Moradi [27] reported increase in adiponectin levels of obese men after 12 weeks of resistance exercise without changes in body mass but with a reduction in body fat percentage. GerosaNeto, Antunes [28] submitted overweight and obese men to 16 weeks of continuous or interval training. All interventions led to increased adiponectin, continuous group had reduction in TNF-α and interval groups had reduced IL-6 and increased TNF-α. Lopes, Leite [29] verified the effects of 12 weeks of combined (endurance and resistance) training in overweight girls and reported reduction in body and fat mass, increase in lean mass that was accompanied by reduction in leptin concentration. Chagas, Bonfim [30] submitted obese women to 20 weeks of combined training and reported reduction in body mass, body fat percentage, waist circumference and TNF-α.

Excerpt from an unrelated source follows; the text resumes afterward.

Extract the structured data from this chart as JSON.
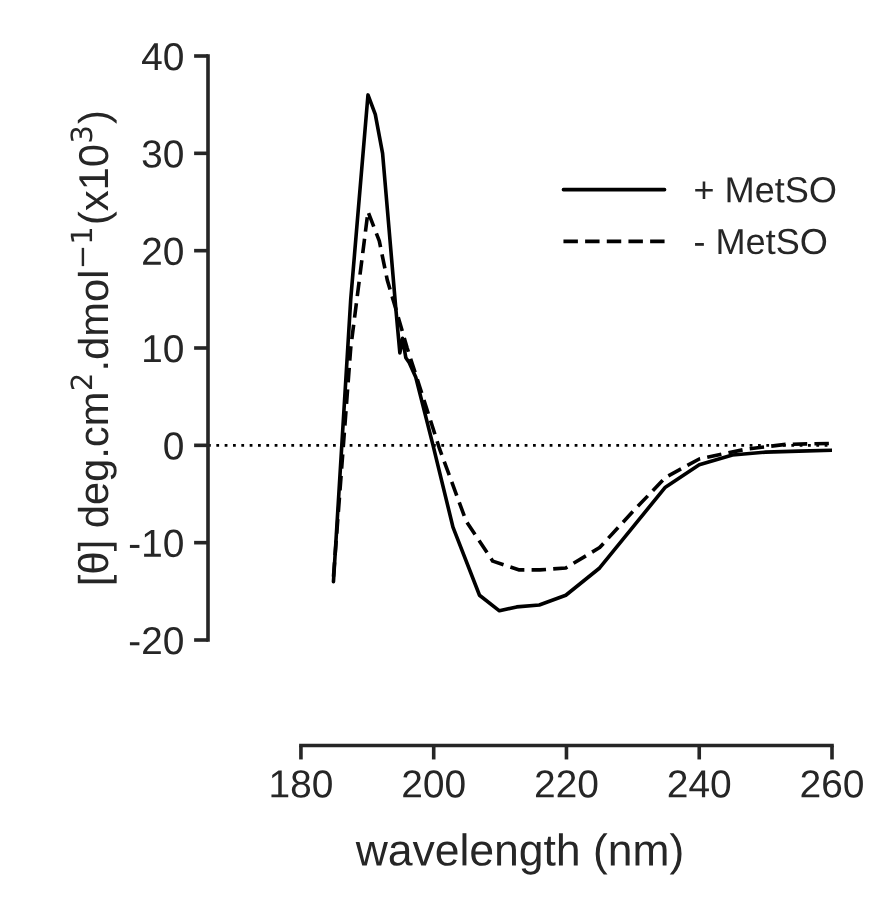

This collective of studies show that there is not actually a form of exercise that is more effective, as endurance, resistance and combined training have shown to be effective. A recent meta-analysis by Clark [31] has shown that exercise is effective in improving inflammatory profile in periods of at least 8 weeks and that these modes of training lead to the same results in up to 32 weeks.
CONCLUSION
The hypertrophy in adipose cells caused by obesity leads to local tissue hypoxia, which in turn changes the profile of adipokines release and results in low-grade inflammation. Exercise plays an important role as it has effects that can be combined to diet and exercise alone is capable of reducing inflammation. Research shows that there is no preferable type of exercise, as endurance, resistance and combined training are effective in periods of at least 8 weeks.